Bloomsbury £16.99, pp307
David Grossman has always been compelled by the distances between people. In his journalism about his native Israel, a special brand of reporting and philosophy and storytelling, he has sought to build little local connections of humanity where the most intractable divisions of politics, ethnicity and hatred existed. One of his non-fiction books, a collection of interviews with Palestinians, was called Sleeping on a Wire; he is one of the few tightrope walkers of the current conflict, forever feeling for poise and balance as he steps out across divides into thin blue air. His novels have played out this need for connection on a domestic scale: they have interrogated the limits of intimacy separating mother and son, or husband and wife, or between lovers. Here, he returns to this obsessive, fundamental desire to communicate, and invents for it a new extreme. Yair is married, in many respects happily, and he has a son, but at a school reunion he glimpses from a distance a woman, Miriam, with whom he feels an instant overwhelming bond. When he gets home, so affected is he by this vision of her that he vows to begin a nocturnal correspondence, one in which he will reveal to her everything about his troubled 2am soul, and live for once in total honesty. To his surprise and delight, Miriam shares this desire for truth, and writes back in the same liberating spirit. Yair is a dealer in rare books, cripplingly awkward and frustrated in society and ‘corked up in the jar of marriage’. By adopting Miriam as his confessor and muse he begins to explore the person he always felt himself to be before some ‘terrible mistake in the mischievous lottery of life… planted me in a body and face my soul has been rejecting for years’. That person is full of desire and regret, ‘a constant manquake, a walking seismic disturbance’, protective of the innocence attacked by a father who beat him, shamed by his occasional adultery, and yearning above all to meet the one person with whom he believes he might be fully himself.
His letters, which make up the first two-thirds of the book, are thus recurrent, elliptical fantasies of nakedness, ‘one you can hardly stand in front of without shock and a quick escape into clothes’. He has developed a sight test for every woman he likes in order to find a true soulmate: ‘I thought we would look into each other’s eyes, and slowly bring our eyes closer and closer, and even closer, until my eye touched hers… the eyelids, the eye itself, the pupils and moistures… [to allow] the vaguest most ancient picture of our two souls to float into our bodies.’ He wants to get under Miriam’s skin, to peel off not her clothes but her flesh, but most of all he needs her to know his own bare bones, to understand the ’skinny boy, slightly hunched over, a shy flatterer’ that he was, who ‘passionately wants to give of himself and surrender… if only he believed that he could and that if he did, someone would be there to receive him.’ In some ways, Yair’s desire is a metaphor for the process of reading itself.

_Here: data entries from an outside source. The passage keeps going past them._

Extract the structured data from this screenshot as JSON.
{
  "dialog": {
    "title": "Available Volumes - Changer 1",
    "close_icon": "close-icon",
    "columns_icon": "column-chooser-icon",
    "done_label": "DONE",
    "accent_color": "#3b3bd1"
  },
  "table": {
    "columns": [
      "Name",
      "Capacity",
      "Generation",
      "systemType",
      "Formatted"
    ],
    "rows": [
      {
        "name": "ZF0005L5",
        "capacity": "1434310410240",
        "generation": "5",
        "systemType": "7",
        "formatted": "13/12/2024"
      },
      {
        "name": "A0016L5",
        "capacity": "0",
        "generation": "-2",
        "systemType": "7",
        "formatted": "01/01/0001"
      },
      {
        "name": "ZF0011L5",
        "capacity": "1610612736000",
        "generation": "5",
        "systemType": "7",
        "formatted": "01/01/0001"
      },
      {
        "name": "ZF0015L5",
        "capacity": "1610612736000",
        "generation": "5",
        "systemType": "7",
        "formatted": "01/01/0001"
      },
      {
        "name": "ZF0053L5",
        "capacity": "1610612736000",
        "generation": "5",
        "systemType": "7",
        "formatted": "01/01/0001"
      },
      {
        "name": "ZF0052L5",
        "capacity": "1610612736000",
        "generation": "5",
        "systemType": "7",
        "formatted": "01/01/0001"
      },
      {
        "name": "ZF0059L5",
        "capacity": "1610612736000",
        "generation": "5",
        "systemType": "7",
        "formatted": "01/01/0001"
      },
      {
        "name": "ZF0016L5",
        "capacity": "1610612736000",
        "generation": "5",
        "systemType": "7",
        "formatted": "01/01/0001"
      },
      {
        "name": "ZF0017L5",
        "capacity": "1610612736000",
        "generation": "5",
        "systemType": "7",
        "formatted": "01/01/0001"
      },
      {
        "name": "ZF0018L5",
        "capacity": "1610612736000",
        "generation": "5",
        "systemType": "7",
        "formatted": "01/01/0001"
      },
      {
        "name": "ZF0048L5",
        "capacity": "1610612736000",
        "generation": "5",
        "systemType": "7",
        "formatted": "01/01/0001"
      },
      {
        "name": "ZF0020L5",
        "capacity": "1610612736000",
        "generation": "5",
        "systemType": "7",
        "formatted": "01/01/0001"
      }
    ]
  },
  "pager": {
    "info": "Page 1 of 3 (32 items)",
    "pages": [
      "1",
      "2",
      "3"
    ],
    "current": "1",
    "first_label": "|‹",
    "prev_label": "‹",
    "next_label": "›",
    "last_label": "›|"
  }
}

By presenting his letter as a rolling narrative, by letting us hear Miriam for a long time only at one remove, through the filter of Yair’s obsession, Grossman enacts the difficulties of ever really knowing a life outside ourselves, when our selves are always getting in the way. In this dramatisation of loneliness, the author feels his way toward some hard-won and often beautiful descriptions of the impossibilities of love, but Yair’s striptease of the soul does not always engage: it is hard to feel sympathy for a character when he already has so much for himself. At one point he suggests that, in the words of a Chinese sage: ‘I don’t have the time to write a short letter, so I will write a long one,’ but there are times that you wish he had not taken this wisdom so much to heart. When Miriam’s side of the story is revealed, it comes as both a relief and an anticlimax: she brings to the correspondence a more natural tone, is less self-serving about her fears, but ultimately Yair’s brand of earnest truth-telling proves infectious. Having established this twin nakedness, however, Grossman saves the best of his novel to last. All the letter writing is suddenly exposed by the realities of a telephone conversation in which the two voices in this fiction test themselves against each other, and threaten both to tear apart and become one. But by then, perhaps, you might already be thinking that soulmates are always too close for comfort.